Relator da ONU pede proibição imediata de tecnologias de vigilância

Tecnologias de vigilância precisam ser banidas imediatamente até que controles nacionais e internacionais eficazes entrem em vigor, defendeu o relator especial das Nações Unidas sobre liberdade de opinião e expressão, David Kaye.

Segundo o especialista, empresas de vigilância privada parecem atuar “num ambiente em que Estados e a indústria estão colaborando na disseminação de tecnologias que estão causando danos imediatos e regulares a indivíduos e organizações essenciais à vida democrática – jornalistas, ativistas, figuras da oposição, advogados e outros”.

Foto: PEXELS (CC)/Adrianna Calvo

Foto: PEXELS (CC)/Adrianna Calvo

Tecnologias de vigilância precisam ser banidas imediatamente até que controles nacionais e internacionais eficazes entrem em vigor, defendeu o relator especial das Nações Unidas sobre liberdade de opinião e expressão, David Kaye.
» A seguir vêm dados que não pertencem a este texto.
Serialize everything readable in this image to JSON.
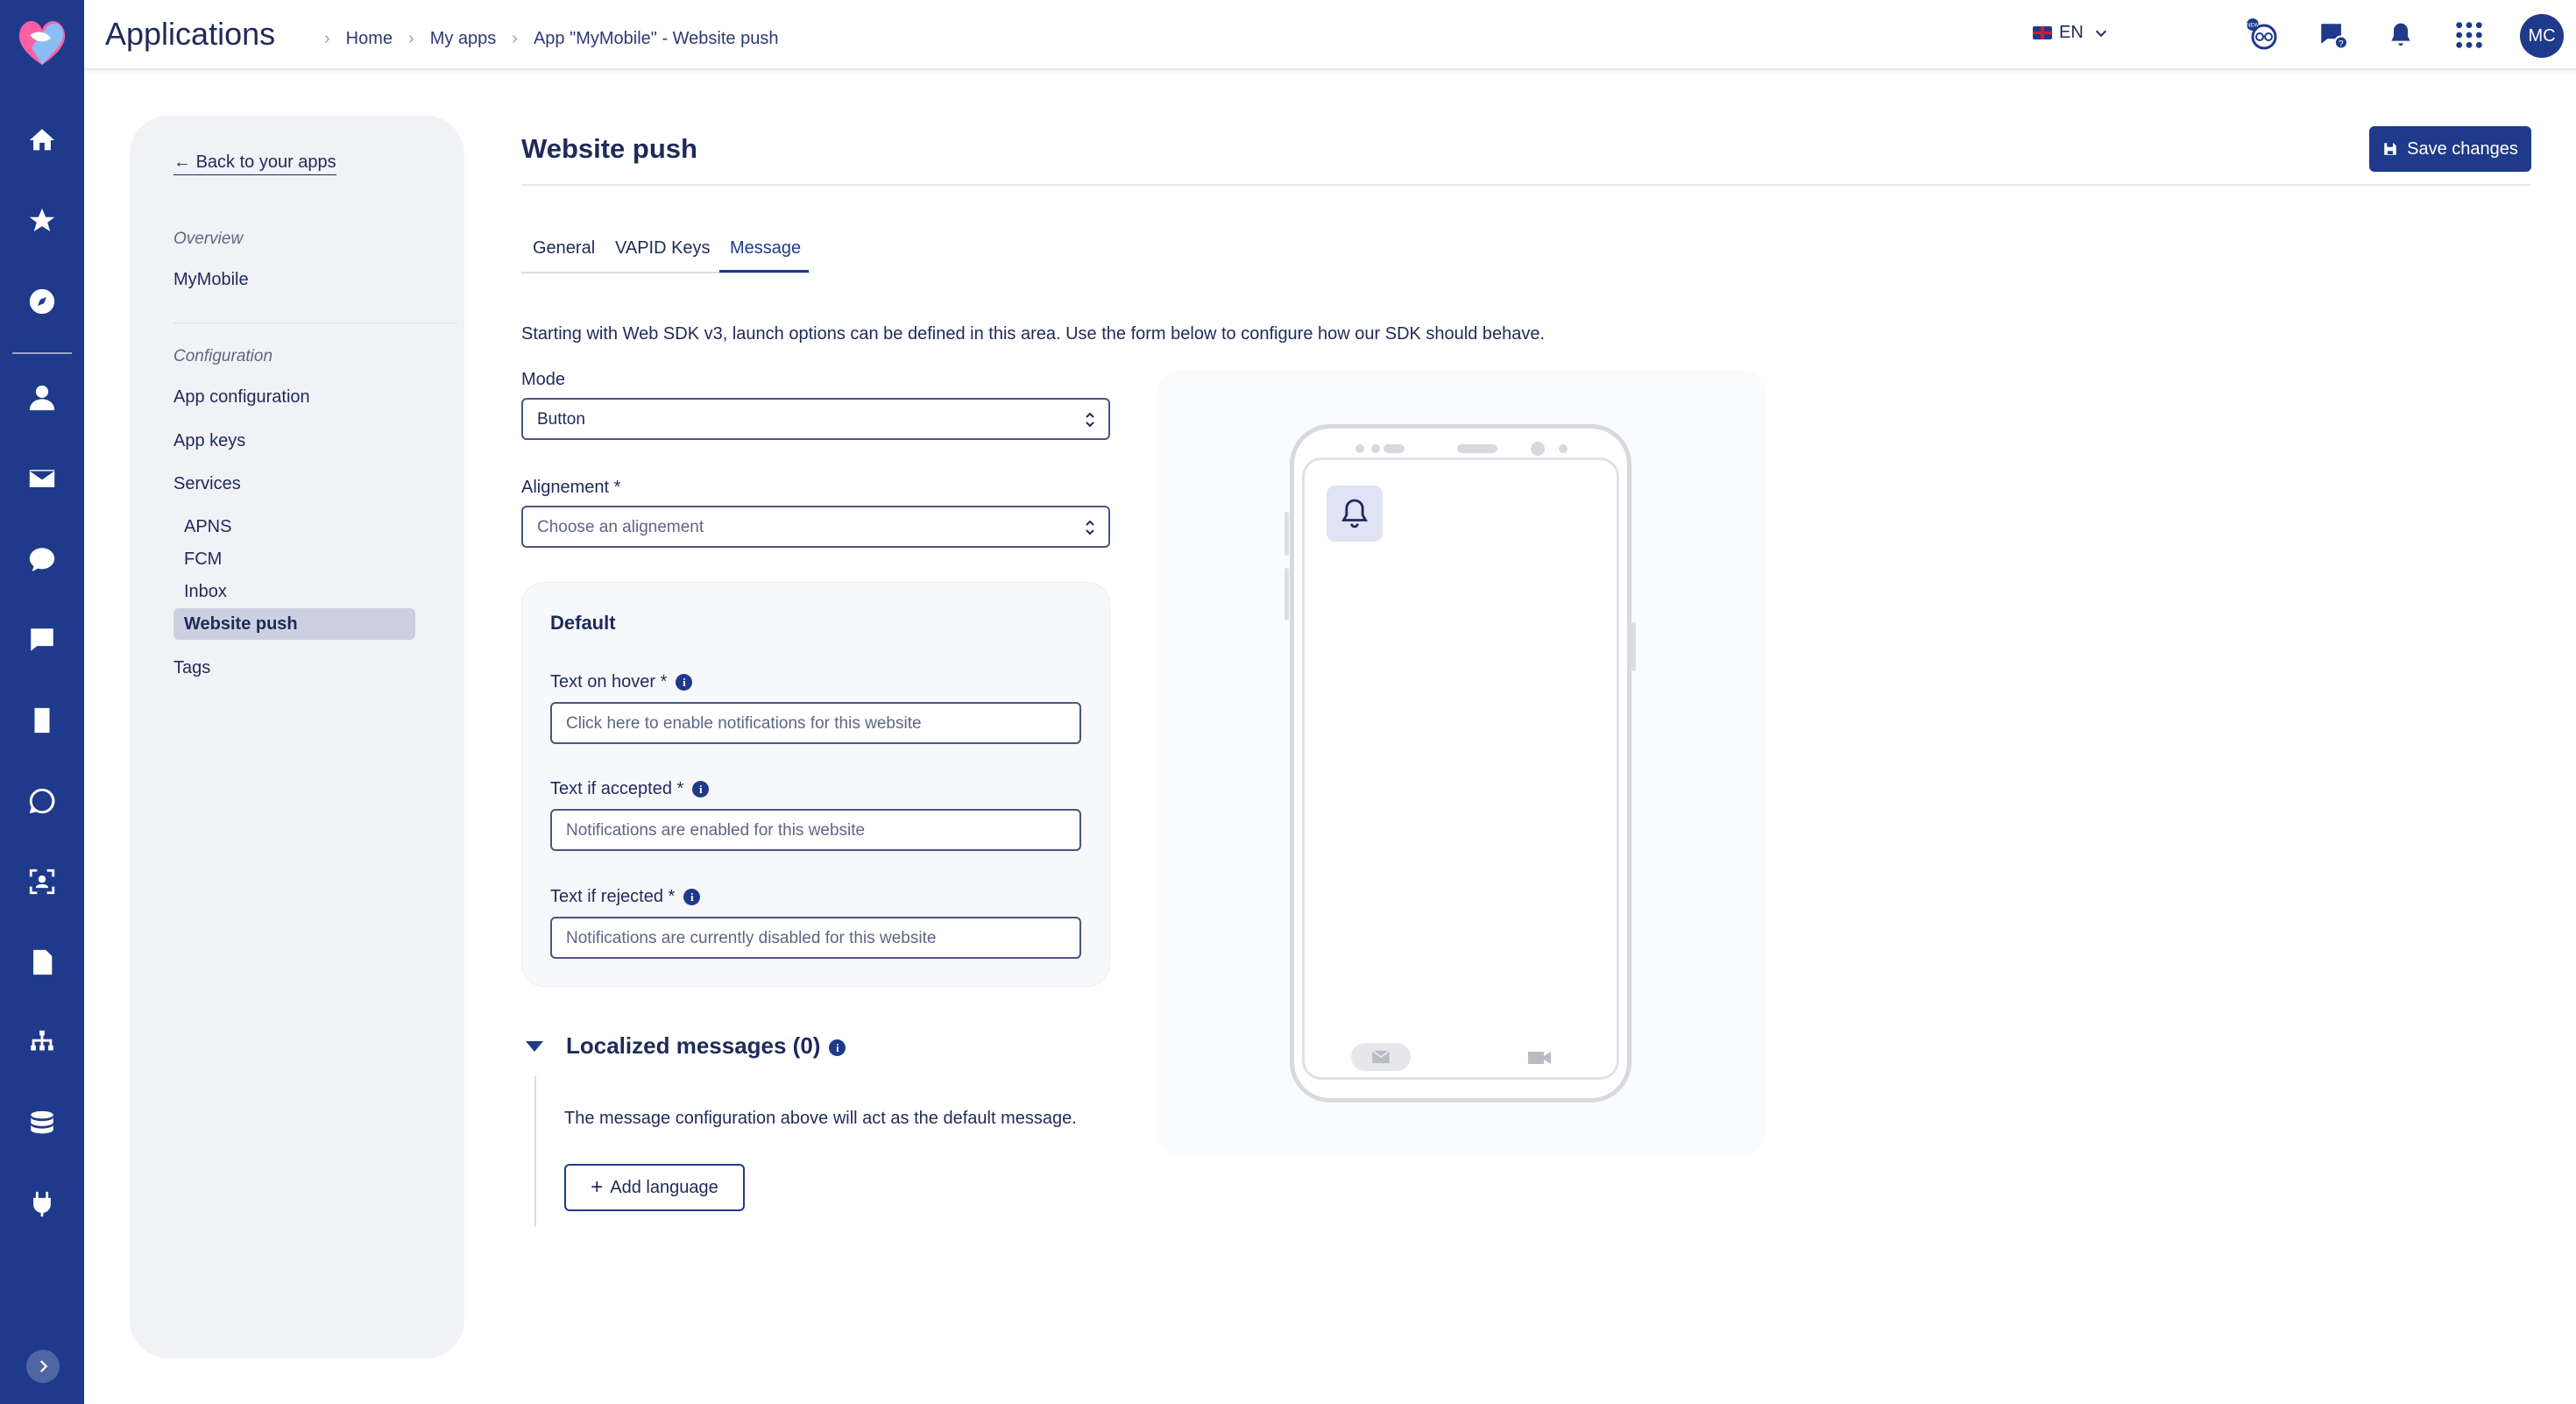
{
  "header": {
    "app_title": "Applications",
    "breadcrumbs": [
      "Home",
      "My apps",
      "App \"MyMobile\" - Website push"
    ],
    "language": "EN",
    "avatar_initials": "MC",
    "notification_badge": "NEW"
  },
  "sidebar": {
    "back_label": "Back to your apps",
    "overview_label": "Overview",
    "app_name": "MyMobile",
    "configuration_label": "Configuration",
    "app_configuration": "App configuration",
    "app_keys": "App keys",
    "services": "Services",
    "sub_items": [
      "APNS",
      "FCM",
      "Inbox",
      "Website push"
    ],
    "tags": "Tags"
  },
  "main": {
    "title": "Website push",
    "save_label": "Save changes",
    "tabs": [
      "General",
      "VAPID Keys",
      "Message"
    ],
    "active_tab": "Message",
    "intro": "Starting with Web SDK v3, launch options can be defined in this area. Use the form below to configure how our SDK should behave.",
    "mode_label": "Mode",
    "mode_value": "Button",
    "alignment_label": "Alignement *",
    "alignment_placeholder": "Choose an alignement",
    "default_card": {
      "title": "Default",
      "hover_label": "Text on hover *",
      "hover_placeholder": "Click here to enable notifications for this website",
      "accepted_label": "Text if accepted *",
      "accepted_placeholder": "Notifications are enabled for this website",
      "rejected_label": "Text if rejected *",
      "rejected_placeholder": "Notifications are currently disabled for this website"
    },
    "localized": {
      "title": "Localized messages (0)",
      "description": "The message configuration above will act as the default message.",
      "add_label": "Add language"
    }
  },
  "colors": {
    "brand_navy": "#1f3a8a",
    "text": "#1e2a5a",
    "panel_bg": "#f1f2f6",
    "active_item": "#ccd0e0"
  }
}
Especialista alertou na semana passada (25) que empresas parecem estar “operando sem restrições” no ambiente de vigilância privada.

“Ferramentas de vigilância podem interferir nos direitos humanos, do direito à privacidade e à liberdade de expressão aos direitos de associação e reunião, crença religiosa, não discriminação e participação pública”, disse o relator em comunicado.

Ainda assim, enfatizou Kaye, esses mecanismos “não estão sujeitos a qualquer controle eficaz nacional ou global”.

Vigilância ligada a detenções, tortura e assassinatos extrajudiciais

O pronunciamento do especialista veio às vésperas da apresentação de seu mais recente relatório no Conselho de Direitos Humanos da ONU, em Genebra.

De acordo com o documento, a vigilância de jornalistas, ativistas, figuras da oposição, críticos e investigadores da ONU pode levar à detenção arbitrária.

A prática também pode levar à tortura e possivelmente a assassinatos extrajudiciais, afirmou o relator especial, citando várias maneiras pelas quais os Estados e outros atores monitoram indivíduos que exercem seus direitos à liberdade de expressão.

Essas manobras incluem ataques cibernéticos a computadores, redes e telefones celulares, uso de vigilância de reconhecimento facial e outras ferramentas sofisticadas para seguir jornalistas, políticos, investigadores e defensores dos direitos humanos.

Entre as recomendações do relator especial, está um pedido para que os Estados adotem salvaguardas internas, a fim de proteger indivíduos de formas ilegais de vigilância, em acordo com o direito internacional de direitos humanos.

Kaye pediu ainda o desenvolvimento de mecanismos de propriedade pública para a aprovação e supervisão de tecnologias de vigilância.

De acordo com o relator, países também devem fortalecer mecanismos de controle de exportações, além de dar garantias de respostas legais às vítimas.

“É imperativo que os Estados limitem o uso de tais tecnologias para apenas as (situações) legais, sujeitas aos tipos mais estritos de supervisão e autorização”, disse o especialista.

“E que Estados condicionem as exportações de tais tecnologias à mais estrita diligência devida em direitos humanos”, acrescentou Kaye.

Empresas operam em ambiente irrestrito

Sobre a responsabilidade das empresas de tecnologia, Kaye afirmou que as companhias devem aderir às suas responsabilidades de direitos humanos, uma vez que “aparentam estar operando sem restrições”.

Para reverter esse cenário, empresas devem expor com transparência as operações de transferência de dados, realizar avaliações rigorosas de impacto aos direitos humanos e evitar transferências de dados para países que são incapazes de garantir o cumprimento de normas de direitos humanos, afirmou o relator especial.

“A indústria privada de vigilância é irrestrita”, ressaltou Kaye, explicando que empresas parecem atuar “num ambiente em que Estados e a indústria estão colaborando na disseminação de tecnologias que estão causando danos imediatos e regulares a indivíduos e organizações essenciais à vida democrática – jornalistas, ativistas, figuras da oposição, advogados e outros”.

“É hora de governos e companhias reconhecerem as suas responsabilidades e imporem exigências rigorosas sobre esta indústria, com o objetivo de proteger os direitos humanos para todos”, concluiu o relator.